Ask it. And then sit with whatever answer comes.
We carried your causes because the covenant demanded it. We still believe it was right. We’d carry them again.
But the broom tree is getting crowded. And the boys in your house right now will either learn to keep the covenant or never know it existed. That depends on whether you let their fathers teach it.
The bread has to come from somewhere.



Wow, Micah. This grieves me to my core. The slow but steady emasculation of men and the rise of toxic femininity is so so sad.
I am beyond grateful to have married a man whose father kept the covenant and raised him to keep it and who, in turn, raised our two boys to do the same. The stories of “careless and dangerous” adventures Mike’s dad exposed them to are epic. Every grandchild has heard them multiple times. They know them by heart. I’m relieved that my grandsons have this legacy. I pray constantly for this strength to carry on in them. Thank you for this well described perspective. It’s sobering. My prayers will take a slightly different tone.

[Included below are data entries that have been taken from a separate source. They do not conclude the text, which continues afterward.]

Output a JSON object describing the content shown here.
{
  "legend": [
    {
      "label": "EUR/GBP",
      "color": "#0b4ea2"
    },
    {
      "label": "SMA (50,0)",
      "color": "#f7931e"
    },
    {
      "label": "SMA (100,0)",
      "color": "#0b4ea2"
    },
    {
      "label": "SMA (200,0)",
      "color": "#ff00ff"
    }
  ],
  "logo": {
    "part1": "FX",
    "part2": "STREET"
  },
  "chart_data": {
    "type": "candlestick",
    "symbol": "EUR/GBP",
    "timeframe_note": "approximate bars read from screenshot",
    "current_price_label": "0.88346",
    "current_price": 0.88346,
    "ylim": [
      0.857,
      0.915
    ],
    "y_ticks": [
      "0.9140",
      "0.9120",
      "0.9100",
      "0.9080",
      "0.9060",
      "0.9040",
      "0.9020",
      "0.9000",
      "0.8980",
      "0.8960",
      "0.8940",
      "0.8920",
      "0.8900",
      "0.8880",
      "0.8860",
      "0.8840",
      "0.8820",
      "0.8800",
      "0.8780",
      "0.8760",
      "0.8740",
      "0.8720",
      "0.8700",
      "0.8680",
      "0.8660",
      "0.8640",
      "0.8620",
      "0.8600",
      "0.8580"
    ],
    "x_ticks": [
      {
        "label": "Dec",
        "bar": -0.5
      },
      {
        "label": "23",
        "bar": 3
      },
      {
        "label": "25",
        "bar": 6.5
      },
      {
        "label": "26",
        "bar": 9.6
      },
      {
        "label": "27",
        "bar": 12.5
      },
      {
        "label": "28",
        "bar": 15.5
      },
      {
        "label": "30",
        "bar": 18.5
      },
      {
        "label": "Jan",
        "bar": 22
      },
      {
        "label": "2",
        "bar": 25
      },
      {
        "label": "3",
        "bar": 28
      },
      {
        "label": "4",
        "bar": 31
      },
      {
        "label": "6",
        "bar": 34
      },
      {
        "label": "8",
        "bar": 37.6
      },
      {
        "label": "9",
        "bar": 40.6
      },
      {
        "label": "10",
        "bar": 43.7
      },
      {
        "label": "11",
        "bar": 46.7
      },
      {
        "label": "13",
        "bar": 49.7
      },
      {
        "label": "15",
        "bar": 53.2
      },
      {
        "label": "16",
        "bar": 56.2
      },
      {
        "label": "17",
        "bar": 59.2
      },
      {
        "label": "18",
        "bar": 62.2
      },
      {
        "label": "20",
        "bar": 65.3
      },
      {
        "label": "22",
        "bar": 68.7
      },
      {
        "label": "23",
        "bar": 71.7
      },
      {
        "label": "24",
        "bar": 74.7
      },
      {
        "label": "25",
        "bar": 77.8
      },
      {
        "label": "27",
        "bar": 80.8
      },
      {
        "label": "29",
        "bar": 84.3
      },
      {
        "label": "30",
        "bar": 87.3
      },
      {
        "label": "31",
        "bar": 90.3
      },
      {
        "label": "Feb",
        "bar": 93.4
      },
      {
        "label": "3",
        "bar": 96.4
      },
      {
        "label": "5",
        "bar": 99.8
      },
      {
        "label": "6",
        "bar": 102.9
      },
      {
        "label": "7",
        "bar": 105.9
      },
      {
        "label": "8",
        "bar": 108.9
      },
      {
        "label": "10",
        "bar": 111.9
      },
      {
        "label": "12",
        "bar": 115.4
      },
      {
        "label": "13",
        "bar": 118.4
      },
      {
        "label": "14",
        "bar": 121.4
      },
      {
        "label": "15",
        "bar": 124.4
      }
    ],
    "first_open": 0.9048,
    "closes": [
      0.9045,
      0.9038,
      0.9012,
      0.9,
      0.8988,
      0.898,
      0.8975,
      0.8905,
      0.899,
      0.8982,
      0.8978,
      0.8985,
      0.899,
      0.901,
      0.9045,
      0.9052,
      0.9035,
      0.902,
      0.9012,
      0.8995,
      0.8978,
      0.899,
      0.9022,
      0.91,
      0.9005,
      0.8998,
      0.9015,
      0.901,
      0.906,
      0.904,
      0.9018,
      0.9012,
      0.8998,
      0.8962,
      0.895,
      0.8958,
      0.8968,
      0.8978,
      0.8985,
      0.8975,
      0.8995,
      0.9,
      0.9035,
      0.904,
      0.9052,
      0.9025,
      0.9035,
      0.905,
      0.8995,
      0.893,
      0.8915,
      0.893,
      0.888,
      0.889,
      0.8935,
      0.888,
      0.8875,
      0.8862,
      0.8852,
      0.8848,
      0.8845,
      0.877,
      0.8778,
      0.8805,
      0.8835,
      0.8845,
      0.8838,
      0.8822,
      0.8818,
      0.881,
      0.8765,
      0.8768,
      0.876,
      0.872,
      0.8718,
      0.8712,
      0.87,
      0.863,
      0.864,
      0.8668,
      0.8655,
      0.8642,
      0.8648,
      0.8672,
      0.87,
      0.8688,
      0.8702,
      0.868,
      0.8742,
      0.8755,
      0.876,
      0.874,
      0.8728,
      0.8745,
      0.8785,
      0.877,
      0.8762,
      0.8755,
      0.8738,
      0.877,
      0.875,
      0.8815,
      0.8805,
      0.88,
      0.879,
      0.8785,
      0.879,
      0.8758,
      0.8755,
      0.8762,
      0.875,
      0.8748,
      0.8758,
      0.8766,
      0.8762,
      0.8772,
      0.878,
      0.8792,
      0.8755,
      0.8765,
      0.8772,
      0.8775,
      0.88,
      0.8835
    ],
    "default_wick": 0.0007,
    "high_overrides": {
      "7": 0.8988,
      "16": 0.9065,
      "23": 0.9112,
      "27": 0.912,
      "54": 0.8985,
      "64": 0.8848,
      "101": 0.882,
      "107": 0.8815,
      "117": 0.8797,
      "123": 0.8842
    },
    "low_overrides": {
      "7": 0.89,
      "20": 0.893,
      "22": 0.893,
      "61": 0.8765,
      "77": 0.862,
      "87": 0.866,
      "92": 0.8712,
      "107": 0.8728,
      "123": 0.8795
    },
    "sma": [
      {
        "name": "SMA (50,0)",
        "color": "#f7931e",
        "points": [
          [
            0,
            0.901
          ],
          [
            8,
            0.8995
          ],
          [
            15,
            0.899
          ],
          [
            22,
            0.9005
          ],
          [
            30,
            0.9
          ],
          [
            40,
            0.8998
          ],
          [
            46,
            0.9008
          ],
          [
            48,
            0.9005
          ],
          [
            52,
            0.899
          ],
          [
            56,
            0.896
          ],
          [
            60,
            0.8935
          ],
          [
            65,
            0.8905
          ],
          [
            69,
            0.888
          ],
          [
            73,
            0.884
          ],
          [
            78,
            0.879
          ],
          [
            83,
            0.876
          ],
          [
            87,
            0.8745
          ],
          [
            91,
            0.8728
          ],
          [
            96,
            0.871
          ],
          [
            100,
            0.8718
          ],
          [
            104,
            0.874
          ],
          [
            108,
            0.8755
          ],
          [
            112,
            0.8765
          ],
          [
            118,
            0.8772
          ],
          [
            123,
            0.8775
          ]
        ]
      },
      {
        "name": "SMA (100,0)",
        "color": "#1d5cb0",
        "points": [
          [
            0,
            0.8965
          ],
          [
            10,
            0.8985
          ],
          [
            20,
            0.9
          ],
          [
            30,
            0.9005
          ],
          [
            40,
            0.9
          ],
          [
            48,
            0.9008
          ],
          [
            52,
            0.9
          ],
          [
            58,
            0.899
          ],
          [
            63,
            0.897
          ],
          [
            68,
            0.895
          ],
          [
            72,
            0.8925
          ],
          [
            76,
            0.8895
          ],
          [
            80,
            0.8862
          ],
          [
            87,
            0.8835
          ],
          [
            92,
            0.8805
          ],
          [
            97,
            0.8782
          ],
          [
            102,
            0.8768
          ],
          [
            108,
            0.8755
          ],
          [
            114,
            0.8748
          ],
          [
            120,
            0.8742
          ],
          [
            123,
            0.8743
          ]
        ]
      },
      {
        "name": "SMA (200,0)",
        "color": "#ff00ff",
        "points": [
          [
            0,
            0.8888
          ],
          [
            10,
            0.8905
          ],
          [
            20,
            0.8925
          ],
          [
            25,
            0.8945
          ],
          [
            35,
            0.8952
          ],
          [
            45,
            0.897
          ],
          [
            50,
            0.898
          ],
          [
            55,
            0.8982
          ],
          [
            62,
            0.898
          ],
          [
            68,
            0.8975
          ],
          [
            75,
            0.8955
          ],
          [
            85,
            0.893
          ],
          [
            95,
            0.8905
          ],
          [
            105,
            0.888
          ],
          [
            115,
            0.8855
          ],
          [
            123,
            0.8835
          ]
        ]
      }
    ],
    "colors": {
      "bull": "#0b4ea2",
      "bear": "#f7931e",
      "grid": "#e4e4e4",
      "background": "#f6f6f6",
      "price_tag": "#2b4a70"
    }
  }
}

I see you Micah. I see the men in my life. But now I pray I see them more and better. Gracias y besos.
There's a man in Ukraine today. He works for the government. His job is to inform widows who don't yet know they are windows. This he does in person day in day out. What could it like to see wives and mother’s breakdown, to sob, to shriek and maybe even receive blame for that sort of news?
Yes, men carry stuff. Policemen, State Troopers, firemen, many but not all military men. They do so with stoicism, with pride. Fathers, too. If boys lose their way due to a lack of guidance or strong role models, it will be difficult for them to form later bonds and become partners. If daughters don't see a devoted husband in the home which she shares, then the stake for society become high indeed.
This is not complicated. Yet too many are blind to it.